Future Perspectives of the Cell–Cell Interactome at the Single-Cell Level: What are the Implications for Immune Cell Sociology?
The term “cell sociology” was first used in the field of morphogenesis (24). In this review, the term is used for the demonstration of orderliness rather than the dynamic nature of the biological system. Although the term “cell sociology” may be considered an equivalent of “systems biology” in some contexts in this review, we intentionally use it to emphasize the complexity and dynamics of the system. For instance, modern human society has become highly global and dynamic as a consequence of people connecting and interacting via the internet, which is analogous to the situation of the immune system governed by long-range interactions with cytokines. Similarly, the study of how proteins interact with each other and are spatially arranged is designated as “molecular sociology” (25), which also has the sole emphasis on the importance of the complex interactions among common constituents of the “society.” In this regard, short-range interactions mediated by cell–cell contact may be analogous to face-to-face communications in human, which are observed even in primitive society. The issue of how homeostasis is maintained with intrinsically noisy agents is an interesting aspect to address, and it might be analogous to the stabilization of the human society, which comprises considerably heterogeneous individuals from a sociological viewpoint. In both cases, as far as long-range interactions are functioning, individuality can be harnessed such that the system as a whole responds to external perturbations in a harmonious and robust manner.

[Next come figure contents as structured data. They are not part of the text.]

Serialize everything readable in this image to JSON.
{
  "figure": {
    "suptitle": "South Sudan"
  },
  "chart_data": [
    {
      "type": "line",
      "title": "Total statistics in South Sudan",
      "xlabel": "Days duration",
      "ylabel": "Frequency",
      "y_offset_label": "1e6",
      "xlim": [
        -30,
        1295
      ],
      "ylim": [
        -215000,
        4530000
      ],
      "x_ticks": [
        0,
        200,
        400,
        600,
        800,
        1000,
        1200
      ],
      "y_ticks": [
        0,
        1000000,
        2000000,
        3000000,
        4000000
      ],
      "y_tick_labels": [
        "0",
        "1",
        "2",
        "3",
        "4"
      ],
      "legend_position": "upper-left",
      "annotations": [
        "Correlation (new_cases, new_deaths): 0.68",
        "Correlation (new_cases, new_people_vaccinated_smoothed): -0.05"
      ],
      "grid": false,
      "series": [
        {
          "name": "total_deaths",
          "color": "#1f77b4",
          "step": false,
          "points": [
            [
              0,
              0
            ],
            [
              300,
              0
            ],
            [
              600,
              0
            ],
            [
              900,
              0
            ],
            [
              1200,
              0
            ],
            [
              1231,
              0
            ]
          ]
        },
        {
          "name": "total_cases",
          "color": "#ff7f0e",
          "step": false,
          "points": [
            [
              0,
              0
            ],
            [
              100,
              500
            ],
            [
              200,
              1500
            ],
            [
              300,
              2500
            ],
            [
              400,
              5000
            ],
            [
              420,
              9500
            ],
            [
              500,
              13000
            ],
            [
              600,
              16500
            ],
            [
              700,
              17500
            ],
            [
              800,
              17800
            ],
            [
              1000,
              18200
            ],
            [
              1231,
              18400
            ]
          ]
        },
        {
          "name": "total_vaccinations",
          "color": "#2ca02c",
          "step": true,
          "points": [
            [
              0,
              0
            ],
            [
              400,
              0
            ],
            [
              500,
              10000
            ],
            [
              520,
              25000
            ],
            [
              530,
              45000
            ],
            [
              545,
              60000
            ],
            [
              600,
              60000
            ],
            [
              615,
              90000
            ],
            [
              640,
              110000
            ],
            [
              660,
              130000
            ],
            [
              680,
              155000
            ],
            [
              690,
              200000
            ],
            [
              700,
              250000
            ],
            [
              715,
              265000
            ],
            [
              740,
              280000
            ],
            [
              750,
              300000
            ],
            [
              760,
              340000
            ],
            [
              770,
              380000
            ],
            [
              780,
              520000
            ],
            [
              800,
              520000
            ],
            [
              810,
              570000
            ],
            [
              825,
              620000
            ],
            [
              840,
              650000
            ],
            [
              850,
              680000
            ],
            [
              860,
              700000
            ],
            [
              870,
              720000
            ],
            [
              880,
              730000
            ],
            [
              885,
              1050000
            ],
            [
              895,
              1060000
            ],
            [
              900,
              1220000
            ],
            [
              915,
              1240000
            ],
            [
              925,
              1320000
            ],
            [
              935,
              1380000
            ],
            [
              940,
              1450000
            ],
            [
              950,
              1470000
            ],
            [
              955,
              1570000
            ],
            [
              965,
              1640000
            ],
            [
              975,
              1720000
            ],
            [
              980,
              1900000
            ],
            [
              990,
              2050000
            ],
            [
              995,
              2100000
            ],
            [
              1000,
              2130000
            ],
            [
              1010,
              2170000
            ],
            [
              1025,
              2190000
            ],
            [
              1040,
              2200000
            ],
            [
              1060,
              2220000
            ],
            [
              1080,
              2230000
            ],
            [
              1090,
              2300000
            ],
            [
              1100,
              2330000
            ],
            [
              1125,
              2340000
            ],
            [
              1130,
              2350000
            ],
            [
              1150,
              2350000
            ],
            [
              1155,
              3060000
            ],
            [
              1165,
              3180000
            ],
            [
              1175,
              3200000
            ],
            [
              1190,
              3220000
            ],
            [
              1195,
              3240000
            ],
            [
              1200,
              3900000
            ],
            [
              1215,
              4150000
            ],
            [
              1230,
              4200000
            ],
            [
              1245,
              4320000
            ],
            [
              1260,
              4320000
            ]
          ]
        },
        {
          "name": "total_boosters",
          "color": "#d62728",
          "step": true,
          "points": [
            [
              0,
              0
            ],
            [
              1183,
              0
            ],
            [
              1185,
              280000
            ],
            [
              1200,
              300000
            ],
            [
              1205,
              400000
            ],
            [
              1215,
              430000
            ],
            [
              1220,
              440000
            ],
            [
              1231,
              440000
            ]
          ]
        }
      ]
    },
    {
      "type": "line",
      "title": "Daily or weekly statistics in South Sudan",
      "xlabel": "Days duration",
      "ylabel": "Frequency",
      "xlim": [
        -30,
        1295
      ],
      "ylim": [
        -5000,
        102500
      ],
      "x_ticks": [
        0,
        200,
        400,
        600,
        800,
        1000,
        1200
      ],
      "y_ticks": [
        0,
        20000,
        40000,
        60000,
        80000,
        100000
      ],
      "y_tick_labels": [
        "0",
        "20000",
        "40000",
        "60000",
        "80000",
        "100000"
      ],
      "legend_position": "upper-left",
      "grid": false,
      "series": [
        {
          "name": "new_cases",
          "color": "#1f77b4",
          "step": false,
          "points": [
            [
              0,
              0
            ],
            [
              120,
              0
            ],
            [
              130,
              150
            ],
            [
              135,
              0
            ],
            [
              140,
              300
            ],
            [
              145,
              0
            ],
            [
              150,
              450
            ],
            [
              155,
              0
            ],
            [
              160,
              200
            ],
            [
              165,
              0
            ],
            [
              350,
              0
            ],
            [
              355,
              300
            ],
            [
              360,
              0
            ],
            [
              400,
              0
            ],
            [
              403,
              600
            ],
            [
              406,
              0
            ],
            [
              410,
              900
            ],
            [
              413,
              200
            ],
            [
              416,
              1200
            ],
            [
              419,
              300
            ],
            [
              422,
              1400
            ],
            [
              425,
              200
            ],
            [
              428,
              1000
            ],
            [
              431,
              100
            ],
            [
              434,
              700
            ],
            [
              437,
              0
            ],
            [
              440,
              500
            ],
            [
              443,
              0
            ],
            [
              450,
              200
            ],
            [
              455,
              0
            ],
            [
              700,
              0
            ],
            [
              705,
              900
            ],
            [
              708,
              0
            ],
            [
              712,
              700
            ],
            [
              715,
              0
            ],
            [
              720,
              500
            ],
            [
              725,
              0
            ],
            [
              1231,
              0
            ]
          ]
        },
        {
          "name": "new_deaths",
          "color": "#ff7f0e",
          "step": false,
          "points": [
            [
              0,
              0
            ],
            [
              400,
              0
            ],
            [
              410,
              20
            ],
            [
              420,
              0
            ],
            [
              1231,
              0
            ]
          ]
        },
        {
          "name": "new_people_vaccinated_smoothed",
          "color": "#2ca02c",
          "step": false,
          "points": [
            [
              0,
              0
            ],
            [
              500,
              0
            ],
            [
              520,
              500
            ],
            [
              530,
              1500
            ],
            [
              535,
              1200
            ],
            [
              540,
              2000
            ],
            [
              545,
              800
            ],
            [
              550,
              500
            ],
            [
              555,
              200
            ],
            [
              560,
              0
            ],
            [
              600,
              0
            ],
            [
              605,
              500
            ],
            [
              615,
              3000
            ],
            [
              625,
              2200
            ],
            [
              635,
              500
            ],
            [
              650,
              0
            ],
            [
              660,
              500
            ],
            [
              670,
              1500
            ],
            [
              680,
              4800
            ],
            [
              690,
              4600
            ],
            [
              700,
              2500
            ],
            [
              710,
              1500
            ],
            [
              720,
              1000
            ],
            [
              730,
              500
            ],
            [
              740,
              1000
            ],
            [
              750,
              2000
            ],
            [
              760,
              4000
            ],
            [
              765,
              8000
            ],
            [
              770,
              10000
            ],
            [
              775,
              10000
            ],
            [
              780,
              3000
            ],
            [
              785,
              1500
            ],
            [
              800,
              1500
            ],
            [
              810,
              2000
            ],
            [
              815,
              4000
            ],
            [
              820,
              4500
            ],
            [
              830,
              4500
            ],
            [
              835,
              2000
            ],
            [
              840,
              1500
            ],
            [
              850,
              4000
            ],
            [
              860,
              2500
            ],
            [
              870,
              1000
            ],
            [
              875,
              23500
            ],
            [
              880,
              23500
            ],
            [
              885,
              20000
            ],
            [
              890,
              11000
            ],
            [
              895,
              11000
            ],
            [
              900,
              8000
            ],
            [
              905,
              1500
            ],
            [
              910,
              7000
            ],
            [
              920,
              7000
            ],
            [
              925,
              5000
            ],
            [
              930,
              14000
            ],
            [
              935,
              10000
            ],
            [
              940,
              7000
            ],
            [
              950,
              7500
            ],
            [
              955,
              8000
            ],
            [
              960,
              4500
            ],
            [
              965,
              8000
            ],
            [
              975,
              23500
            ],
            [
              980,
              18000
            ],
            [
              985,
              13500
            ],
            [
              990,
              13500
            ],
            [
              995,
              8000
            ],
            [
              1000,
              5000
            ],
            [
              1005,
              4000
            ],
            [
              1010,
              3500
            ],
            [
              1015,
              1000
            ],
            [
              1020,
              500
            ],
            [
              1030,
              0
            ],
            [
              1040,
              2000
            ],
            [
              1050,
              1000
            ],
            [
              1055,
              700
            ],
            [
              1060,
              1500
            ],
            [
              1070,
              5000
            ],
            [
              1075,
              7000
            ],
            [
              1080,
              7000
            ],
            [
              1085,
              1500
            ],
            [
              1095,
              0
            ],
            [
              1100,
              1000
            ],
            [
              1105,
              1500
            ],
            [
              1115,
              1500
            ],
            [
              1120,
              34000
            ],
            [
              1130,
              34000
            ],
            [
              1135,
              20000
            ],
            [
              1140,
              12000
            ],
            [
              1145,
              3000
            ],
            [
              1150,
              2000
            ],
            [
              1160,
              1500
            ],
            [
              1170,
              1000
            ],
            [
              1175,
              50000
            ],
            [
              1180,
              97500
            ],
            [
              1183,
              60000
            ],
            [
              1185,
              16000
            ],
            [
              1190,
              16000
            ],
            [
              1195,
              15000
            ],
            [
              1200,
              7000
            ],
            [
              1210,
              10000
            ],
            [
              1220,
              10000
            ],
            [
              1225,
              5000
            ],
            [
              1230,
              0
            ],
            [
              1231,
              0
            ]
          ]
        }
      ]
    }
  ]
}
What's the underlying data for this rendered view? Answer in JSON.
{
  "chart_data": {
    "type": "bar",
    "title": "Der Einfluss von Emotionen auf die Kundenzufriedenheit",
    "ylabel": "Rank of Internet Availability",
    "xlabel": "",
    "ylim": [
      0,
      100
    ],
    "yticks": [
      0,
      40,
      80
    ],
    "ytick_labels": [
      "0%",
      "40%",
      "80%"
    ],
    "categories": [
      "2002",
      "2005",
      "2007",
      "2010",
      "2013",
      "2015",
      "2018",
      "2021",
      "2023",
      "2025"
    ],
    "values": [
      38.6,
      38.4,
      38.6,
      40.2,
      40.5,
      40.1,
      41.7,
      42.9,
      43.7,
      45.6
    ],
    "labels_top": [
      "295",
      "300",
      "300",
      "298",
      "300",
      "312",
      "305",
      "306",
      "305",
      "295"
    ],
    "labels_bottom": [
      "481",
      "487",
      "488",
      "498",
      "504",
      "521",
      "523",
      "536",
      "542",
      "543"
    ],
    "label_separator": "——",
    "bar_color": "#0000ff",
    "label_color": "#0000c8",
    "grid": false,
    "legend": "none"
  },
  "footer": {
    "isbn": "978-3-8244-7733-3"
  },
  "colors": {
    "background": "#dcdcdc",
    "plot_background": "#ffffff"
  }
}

In this context, to get a comprehensive understanding of the immune system, we propose to take sociological approaches in immunological studies. A good lesson to learn from sociology is that it is a multidisciplinary and multiscale science; many different approaches, ranging from micro level to macro level, are eventually integrated to interpret a variety of social events. In the case of immune cell sociology, regulation of long-range interactions among immune cells must be a critical issue, requiring an understanding at the micro level of individual cell agents, as well as the macro level, where the immune events are explained as a consequence of interactions among immune cellular modules (i.e., functional cellular ensembles with particular cellular designations). While immune cell sociology at the macro level has a long and successful history and is already well developed, advances of single-cell analysis technologies enable us to decipher the interactome of immune cells at a deeper resolution. What is expected is to integrate these multiscale data into a sociological view of the immune system. Although still in infancy, interactome analysis of immune cells at the single-cell level might elucidate unexpected mechanisms underlying the maintenance and destruction of immune homeostasis in the future, which would enable us to develop a new way to tackle various immune diseases.